A violência de Estado é a pior imoralidade em uma nação

Por Maria do Rosário*

Em 2011, trabalhei na criação do GTA para buscas dos desaparecidos da Guerrilha do Araguaia. A lógica é que a estrutura deveria ser militar porque é só quem a possui para atuação na região, mas o comando político deveria ter o protagonismo da área de Direitos Humanos, assegurando aos familiares e a sociedade o acompanhamento e decisão sobre o trabalho. A obrigação do Estado brasileiro de responder sobre os crimes que cometeu, foi reforçada pela condenação da OEA. Fizemos isso com Nelson Jobim, que foi um Ministro da Defesa importante pra avançarmos alguns passos nesse terreno.
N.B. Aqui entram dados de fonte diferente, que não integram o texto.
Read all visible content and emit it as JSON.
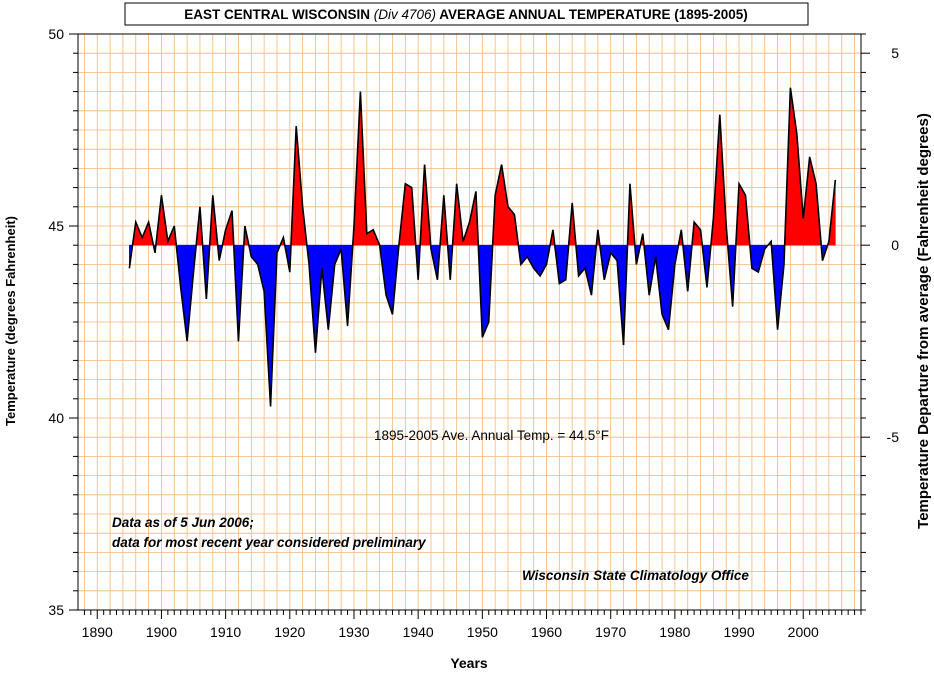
{
  "chart_data": {
    "type": "area",
    "title_parts": {
      "pre": "EAST CENTRAL WISCONSIN ",
      "italic": "(Div 4706)",
      "post": " AVERAGE  ANNUAL TEMPERATURE (1895-2005)"
    },
    "xlabel": "Years",
    "ylabel_left": "Temperature  (degrees Fahrenheit)",
    "ylabel_right": "Temperature Departure from average (Fahrenheit degrees)",
    "xlim": [
      1887,
      2009
    ],
    "ylim_left": [
      35,
      50
    ],
    "ylim_right": [
      -9.5,
      5.5
    ],
    "x_ticks": [
      1890,
      1900,
      1910,
      1920,
      1930,
      1940,
      1950,
      1960,
      1970,
      1980,
      1990,
      2000
    ],
    "y_ticks_left": [
      35,
      40,
      45,
      50
    ],
    "y_ticks_right": [
      -5,
      0,
      5
    ],
    "baseline": 44.5,
    "grid": true,
    "above_color": "#ff0000",
    "below_color": "#0000ff",
    "grid_color": "#f5b87a",
    "x": [
      1895,
      1896,
      1897,
      1898,
      1899,
      1900,
      1901,
      1902,
      1903,
      1904,
      1905,
      1906,
      1907,
      1908,
      1909,
      1910,
      1911,
      1912,
      1913,
      1914,
      1915,
      1916,
      1917,
      1918,
      1919,
      1920,
      1921,
      1922,
      1923,
      1924,
      1925,
      1926,
      1927,
      1928,
      1929,
      1930,
      1931,
      1932,
      1933,
      1934,
      1935,
      1936,
      1937,
      1938,
      1939,
      1940,
      1941,
      1942,
      1943,
      1944,
      1945,
      1946,
      1947,
      1948,
      1949,
      1950,
      1951,
      1952,
      1953,
      1954,
      1955,
      1956,
      1957,
      1958,
      1959,
      1960,
      1961,
      1962,
      1963,
      1964,
      1965,
      1966,
      1967,
      1968,
      1969,
      1970,
      1971,
      1972,
      1973,
      1974,
      1975,
      1976,
      1977,
      1978,
      1979,
      1980,
      1981,
      1982,
      1983,
      1984,
      1985,
      1986,
      1987,
      1988,
      1989,
      1990,
      1991,
      1992,
      1993,
      1994,
      1995,
      1996,
      1997,
      1998,
      1999,
      2000,
      2001,
      2002,
      2003,
      2004,
      2005
    ],
    "values": [
      43.9,
      45.1,
      44.7,
      45.1,
      44.3,
      45.8,
      44.6,
      45.0,
      43.4,
      42.0,
      43.8,
      45.5,
      43.1,
      45.8,
      44.1,
      44.9,
      45.4,
      42.0,
      45.0,
      44.2,
      44.0,
      43.3,
      40.3,
      44.3,
      44.7,
      43.8,
      47.6,
      45.5,
      44.0,
      41.7,
      43.9,
      42.3,
      44.0,
      44.4,
      42.4,
      45.0,
      48.5,
      44.8,
      44.9,
      44.5,
      43.2,
      42.7,
      44.5,
      46.1,
      46.0,
      43.6,
      46.6,
      44.4,
      43.6,
      45.8,
      43.6,
      46.1,
      44.6,
      45.1,
      45.9,
      42.1,
      42.5,
      45.8,
      46.6,
      45.5,
      45.3,
      44.0,
      44.2,
      43.9,
      43.7,
      44.0,
      44.9,
      43.5,
      43.6,
      45.6,
      43.7,
      43.9,
      43.2,
      44.9,
      43.6,
      44.3,
      44.1,
      41.9,
      46.1,
      44.0,
      44.8,
      43.2,
      44.2,
      42.7,
      42.3,
      44.0,
      44.9,
      43.3,
      45.1,
      44.9,
      43.4,
      45.2,
      47.9,
      45.0,
      42.9,
      46.1,
      45.8,
      43.9,
      43.8,
      44.4,
      44.6,
      42.3,
      44.0,
      48.6,
      47.4,
      45.2,
      46.8,
      46.1,
      44.1,
      44.6,
      46.2
    ]
  },
  "annotations": {
    "avg": "1895-2005 Ave. Annual Temp. = 44.5°F",
    "note_line1": "Data as of 5 Jun 2006;",
    "note_line2": "data for most recent year considered preliminary",
    "source": "Wisconsin State Climatology Office"
  }
}
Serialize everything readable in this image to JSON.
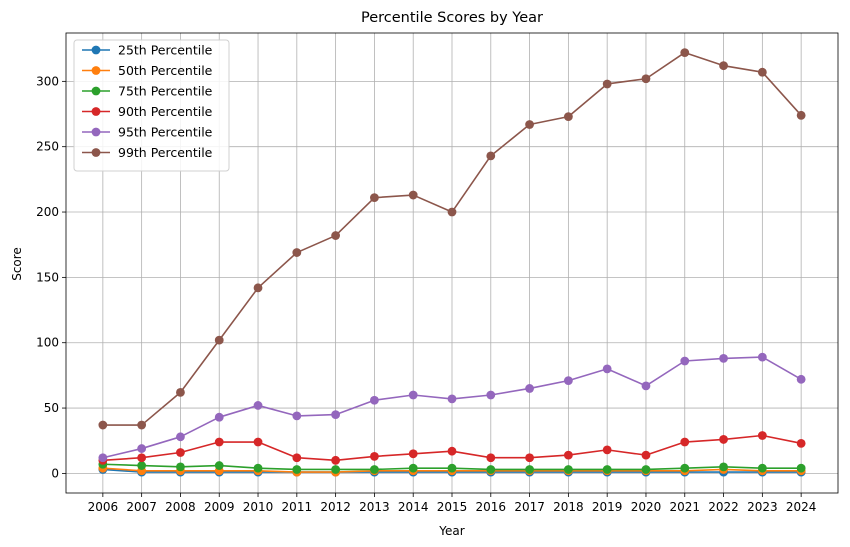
{
  "chart_data": {
    "type": "line",
    "title": "Percentile Scores by Year",
    "xlabel": "Year",
    "ylabel": "Score",
    "ylim": [
      -15,
      337
    ],
    "yticks": [
      0,
      50,
      100,
      150,
      200,
      250,
      300
    ],
    "grid": true,
    "legend_position": "top-left",
    "categories": [
      "2006",
      "2007",
      "2008",
      "2009",
      "2010",
      "2011",
      "2012",
      "2013",
      "2014",
      "2015",
      "2016",
      "2017",
      "2018",
      "2019",
      "2020",
      "2021",
      "2022",
      "2023",
      "2024"
    ],
    "series": [
      {
        "name": "25th Percentile",
        "color": "#1f77b4",
        "values": [
          3,
          1,
          1,
          1,
          1,
          1,
          1,
          1,
          1,
          1,
          1,
          1,
          1,
          1,
          1,
          1,
          1,
          1,
          1
        ]
      },
      {
        "name": "50th Percentile",
        "color": "#ff7f0e",
        "values": [
          4,
          2,
          2,
          2,
          2,
          1,
          1,
          2,
          2,
          2,
          2,
          2,
          2,
          2,
          2,
          2,
          3,
          2,
          2
        ]
      },
      {
        "name": "75th Percentile",
        "color": "#2ca02c",
        "values": [
          7,
          6,
          5,
          6,
          4,
          3,
          3,
          3,
          4,
          4,
          3,
          3,
          3,
          3,
          3,
          4,
          5,
          4,
          4
        ]
      },
      {
        "name": "90th Percentile",
        "color": "#d62728",
        "values": [
          10,
          12,
          16,
          24,
          24,
          12,
          10,
          13,
          15,
          17,
          12,
          12,
          14,
          18,
          14,
          24,
          26,
          29,
          23
        ]
      },
      {
        "name": "95th Percentile",
        "color": "#9467bd",
        "values": [
          12,
          19,
          28,
          43,
          52,
          44,
          45,
          56,
          60,
          57,
          60,
          65,
          71,
          80,
          67,
          86,
          88,
          89,
          72
        ]
      },
      {
        "name": "99th Percentile",
        "color": "#8c564b",
        "values": [
          37,
          37,
          62,
          102,
          142,
          169,
          182,
          211,
          213,
          200,
          243,
          267,
          273,
          298,
          302,
          322,
          312,
          307,
          274
        ]
      }
    ]
  }
}
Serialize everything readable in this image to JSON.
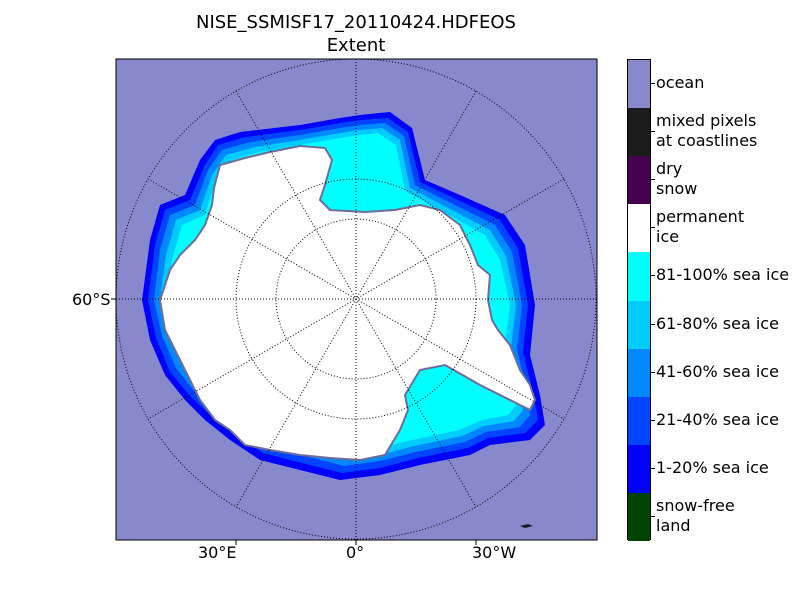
{
  "title_line1": "NISE_SSMISF17_20110424.HDFEOS",
  "title_line2": "Extent",
  "axis_labels": {
    "lat_left": "60°S",
    "lon_bottom_left": "30°E",
    "lon_bottom_center": "0°",
    "lon_bottom_right": "30°W"
  },
  "colors": {
    "ocean": "#8789cc",
    "permanent_ice": "#ffffff",
    "ice_81_100": "#00ffff",
    "ice_61_80": "#00ccff",
    "ice_41_60": "#0088ff",
    "ice_21_40": "#0044ff",
    "ice_1_20": "#0000ff",
    "coast": "#6d6d99"
  },
  "legend": [
    {
      "label": "ocean",
      "color": "#8789cc"
    },
    {
      "label": "mixed pixels\nat coastlines",
      "color": "#1b1b1b"
    },
    {
      "label": "dry\nsnow",
      "color": "#46004f"
    },
    {
      "label": "permanent\nice",
      "color": "#ffffff"
    },
    {
      "label": "81-100% sea ice",
      "color": "#00ffff"
    },
    {
      "label": "61-80% sea ice",
      "color": "#00ccff"
    },
    {
      "label": "41-60% sea ice",
      "color": "#0088ff"
    },
    {
      "label": "21-40% sea ice",
      "color": "#0044ff"
    },
    {
      "label": "1-20% sea ice",
      "color": "#0000ff"
    },
    {
      "label": "snow-free\nland",
      "color": "#004400"
    }
  ]
}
Mas uma operação assim não é simples. Enfrenta a cultura de Estado que permanece glorificando o crime e os torturadores, mesmo com exceções louváveis dentro da vida militar.

 

A equipe de perícia do Instituto Nacional de Criminalística (PF) atuou nas buscas e identificação, escavando e pesquisando. Os laudos apontam pra dificuldades ambientais, pois a floresta é um lugar difícil de vestígios serem mantidos por tantos anos. Mesmo cemitérios urbanos e covas clandestinas da região indicam ter esse problema. Mas a principal dificuldade é de falsas ou nenhuma informação. Os moradores da região sofreram muita tortura e perseguições, suas famílias também sofrem até hoje. As pessoas falam com cuidado.
Relatos de dentro das Forças e de moradores dão conta de uma operação realizada pra apagar provas, retirando os restos mortais das vítimas de bases militares e outros locais onde haviam sido sepultadas originalmente, sem identificação. Teriam sido levados pra lugares como a Serra das Andorinhas para que fossem totalmente destruídos. A violência de Estado é a pior imoralidade em uma nação.

 

Como disse Baltazar Garzon, uma página só pode ser virada se for lida e compreendida. A sonegação de informações precisas sobre circunstâncias das mortes e sobre onde estão os corpos dos desaparecidos políticos é um crime continuado. O direito internacional dos Direitos Humanos assim o reconhece. A autoanistia não deve existir para sempre. Essa contradição em carne viva do Brasil é parte essencial dos retrocessos na democracia que vivemos hoje.